Elle appliqua plusieurs couches de bonbons à l'aubépine sur l'extérieur du pénis, en disant : « Appliquez une pression uniforme, assurez-vous que vos mains soient tachées de rouge et maintenez des nuances de rouge constantes. Ne retirez pas cette couche de bonbons à l'aubépine. Entraînez-vous davantage, faites attention à ceci, ceci, ceci… »
Autrefois, lorsque Madame Jiang donnait ses leçons, quelques servantes écoutaient en cachette, mais même Hui Niang finit par s'assoupir et se contentait d'exécuter les exercices machinalement. Aujourd'hui, en revanche, elle était pleine d'entrain. Elle apprenait auprès de Madame Jiang depuis un moment et s'exerçait seule lorsqu'une personne s'approcha et dit : « Le jeune maître souhaite inviter la jeune dame dans la salle de méditation pour s'entretenir avec elle. »
C'était la première fois que Quan Zhongbai ouvrait cette partie du jardin Chongcui à Huiniang, elle ne serait donc pas déçue. « Préparez donc la chaise à porteurs. »
La mère de Jiang se leva ensuite pour prendre congé, laissant deux objets à Hui Niang. « Tu dois beaucoup t'entraîner. C'est quelque chose qui vient avec la pratique. Et n'oublie pas, il y a encore quelques endroits où je te testerai la prochaine fois que tu viendras. »
Tout en parlant, elle quitta la pièce. Hui Niang était quelque peu troublée par ces deux objets. Très propre, elle ne les aurait jamais cachés négligemment, surtout vu les restes de nourriture. Les laisser ainsi à la vue de tous était manifestement déplacé. Après réflexion, elle se contenta de les glisser nonchalamment dans une boîte vide, puis se précipita vers la sortie pour monter dans sa chaise à porteurs et se rendre à l'hôpital privé de Quan Zhongbai afin d'y retrouver son mari.
Note de l'auteur
: Ce chapitre met l'accent sur l'interaction, bon appétit
! Devinez la largeur et la longueur du Xiao Quan, hahaha
!
À propos, j'ai mangé un bol de nouilles au bœuf et aux poivrons marinés pour le déjeuner aujourd'hui, et c'est tellement gras que j'ai encore la nausée...
Il semblerait que les conditions pour un chapitre supplémentaire n'aient pas été réunies ce soir, n'est-ce pas ? En réalité, le nombre moyen d'abonnements quotidiens a augmenté de 200, il y aura donc un chapitre supplémentaire à 20h30 ce soir, et j'estime qu'il y en aura un autre demain soir pour fêter les 8
000 favoris…
Oh là là, le chemin vers les chapitres supplémentaires ne s'arrête jamais !
☆、62 manquants
Le jardin Chongcui ayant été spécialement conçu pour répondre aux besoins de Quan Zhongbai, bien que la cour et le pavillon soient presque séparés par une montagne, les murs rouges et les collines artificielles s'harmonisent parfaitement. Hui Niang vivait au jardin Chongcui depuis plus d'un mois sans jamais avoir aperçu ce qui se passait à l'intérieur du pavillon. Cette fois-ci, elle fut très surprise. Heureusement, les chaises à porteurs du jardin n'étaient pas recouvertes, ce qui lui permit d'observer les maisons alignées avec soin.

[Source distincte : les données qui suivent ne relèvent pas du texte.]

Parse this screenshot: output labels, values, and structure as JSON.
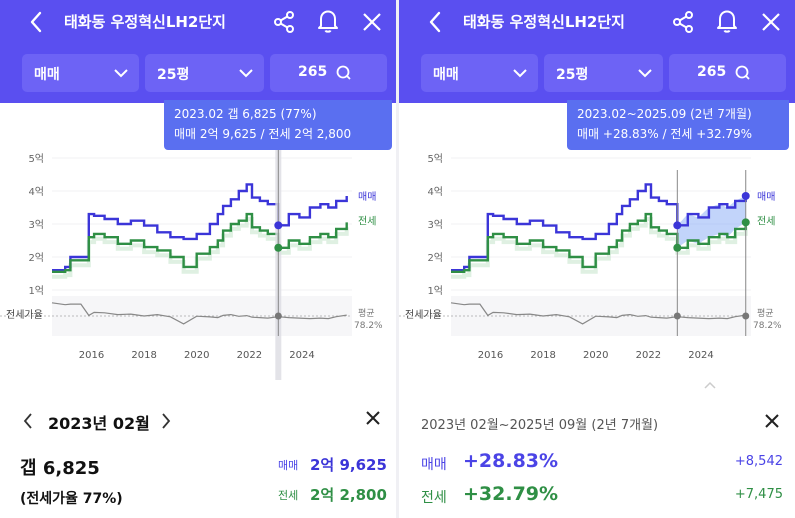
{
  "header": {
    "title": "태화동 우정혁신LH2단지",
    "color": "#5a4ff0"
  },
  "filters": {
    "trade_type": "매매",
    "size": "25평",
    "count": "265"
  },
  "left": {
    "tooltip_line1": "2023.02   갭 6,825 (77%)",
    "tooltip_line2": "매매 2억 9,625 / 전세 2억 2,800",
    "period_title": "2023년 02월",
    "gap": "갭 6,825",
    "jeonse_rate": "(전세가율 77%)",
    "trade_label": "매매",
    "trade_value": "2억 9,625",
    "jeonse_label": "전세",
    "jeonse_value": "2억 2,800"
  },
  "right": {
    "tooltip_line1": "2023.02~2025.09 (2년 7개월)",
    "tooltip_line2": "매매 +28.83%  /  전세 +32.79%",
    "range_title": "2023년 02월~2025년 09월 (2년 7개월)",
    "trade_label": "매매",
    "trade_pct": "+28.83%",
    "trade_diff": "+8,542",
    "jeonse_label": "전세",
    "jeonse_pct": "+32.79%",
    "jeonse_diff": "+7,475"
  },
  "chart_data": [
    {
      "type": "line",
      "y_tick_labels": [
        "5억",
        "4억",
        "3억",
        "2억",
        "1억"
      ],
      "x_tick_labels": [
        "2016",
        "2018",
        "2020",
        "2022",
        "2024"
      ],
      "ylim": [
        1,
        5
      ],
      "xlim": [
        2014.5,
        2025.9
      ],
      "legend_trade": "매매",
      "legend_jeonse": "전세",
      "rate_label": "전세가율",
      "avg_label": "평균",
      "avg_rate": "78.2%",
      "trade_color": "#3b35d8",
      "jeonse_color": "#2f8f45",
      "cursor_x": 2023.1,
      "series": [
        {
          "name": "매매",
          "x": [
            2014.5,
            2015.0,
            2015.2,
            2015.6,
            2015.9,
            2016.1,
            2016.5,
            2017.0,
            2017.5,
            2018.0,
            2018.5,
            2019.0,
            2019.5,
            2020.0,
            2020.5,
            2020.8,
            2021.0,
            2021.3,
            2021.6,
            2021.9,
            2022.1,
            2022.4,
            2022.7,
            2023.1,
            2023.5,
            2023.9,
            2024.3,
            2024.7,
            2025.0,
            2025.3,
            2025.7
          ],
          "values": [
            1.6,
            1.7,
            2.0,
            2.0,
            3.3,
            3.25,
            3.15,
            3.0,
            3.1,
            2.95,
            2.75,
            2.6,
            2.55,
            2.7,
            3.0,
            3.3,
            3.55,
            3.75,
            4.0,
            4.2,
            3.8,
            3.7,
            3.6,
            2.96,
            3.3,
            3.2,
            3.5,
            3.6,
            3.5,
            3.7,
            3.85
          ]
        },
        {
          "name": "전세",
          "x": [
            2014.5,
            2015.0,
            2015.2,
            2015.6,
            2015.9,
            2016.1,
            2016.5,
            2017.0,
            2017.5,
            2018.0,
            2018.5,
            2019.0,
            2019.5,
            2020.0,
            2020.5,
            2020.8,
            2021.0,
            2021.3,
            2021.6,
            2021.9,
            2022.1,
            2022.4,
            2022.7,
            2023.1,
            2023.5,
            2023.9,
            2024.3,
            2024.7,
            2025.0,
            2025.3,
            2025.7
          ],
          "values": [
            1.55,
            1.6,
            1.9,
            1.9,
            2.6,
            2.7,
            2.6,
            2.4,
            2.5,
            2.3,
            2.2,
            2.0,
            1.7,
            2.1,
            2.3,
            2.5,
            2.8,
            3.0,
            3.1,
            3.3,
            2.9,
            2.8,
            2.7,
            2.28,
            2.5,
            2.4,
            2.6,
            2.7,
            2.6,
            2.85,
            3.05
          ]
        }
      ]
    },
    {
      "type": "line",
      "y_tick_labels": [
        "5억",
        "4억",
        "3억",
        "2억",
        "1억"
      ],
      "x_tick_labels": [
        "2016",
        "2018",
        "2020",
        "2022",
        "2024"
      ],
      "ylim": [
        1,
        5
      ],
      "xlim": [
        2014.5,
        2025.9
      ],
      "legend_trade": "매매",
      "legend_jeonse": "전세",
      "rate_label": "전세가율",
      "avg_label": "평균",
      "avg_rate": "78.2%",
      "trade_color": "#3b35d8",
      "jeonse_color": "#2f8f45",
      "range_start": 2023.1,
      "range_end": 2025.7
    }
  ]
}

Bien que le verre ne soit pas une denrée rare de nos jours, cela n'est vrai que pour la fortune de Hui Niang. En réalité, installer des fenêtres en verre est non seulement extrêmement coûteux, mais aussi difficile à entretenir. Les familles ordinaires peuvent rarement se le permettre. Même les familles riches et influentes ne seraient pas assez folles pour remplacer les fenêtres de leurs entrepôts par du verre. Ne vous laissez pas tromper par le désintérêt habituel de Quan Zhongbai pour l'argent
; quand il dépense, il ne lésine pas sur les moyens. Toutes les maisons de cette rangée ont des fenêtres en verre, et certaines sont même condamnées. Voyant la curiosité de Hui Niang, Gan Cao, qui ouvrait la marche, lui expliqua
: «
Certaines plantes médicinales ne supportent pas la lumière, nous ne pouvons donc ouvrir les fenêtres que matin et soir pour aérer.
»
L'entretien de ces plantes médicinales exigerait à lui seul beaucoup de main-d'œuvre. Hui Niang acquiesça, puis, soudain curieuse, demanda
: «
Votre jeune maître est si doué en médecine, pourquoi n'a-t-il pas d'apprentis
? S'il prenait quelques disciples de plus, il n'aurait pas à quitter le palais et serait moins occupé.
»
Gan Cao n'était pas très bavarde et, en entendant les paroles de Hui Niang, elle se contenta de secouer légèrement la tête et de sourire sans dire un mot. À ce moment, le groupe arriva dans la zone de vie, où l'on pouvait vaguement apercevoir plusieurs patients prenant un bain de soleil dans la petite cour. À la vue de Hui Niang, ils s'inclinèrent tous respectueusement de loin – leur attitude était très respectueuse, mais ils étaient tous amputés, certains avaient un œil bandé, d'autres portaient des bandages, ce qui leur donnait une apparence plutôt misérable.
« Ce sont tous des gens qui ont déjà foulé les planches », expliqua Gan Cao en voyant Hui Niang le regarder, mais il s'arrêta là. Hui Niang, furieuse, éclata de rire. « La prochaine fois, je demanderai à Gui Pi de me guider. »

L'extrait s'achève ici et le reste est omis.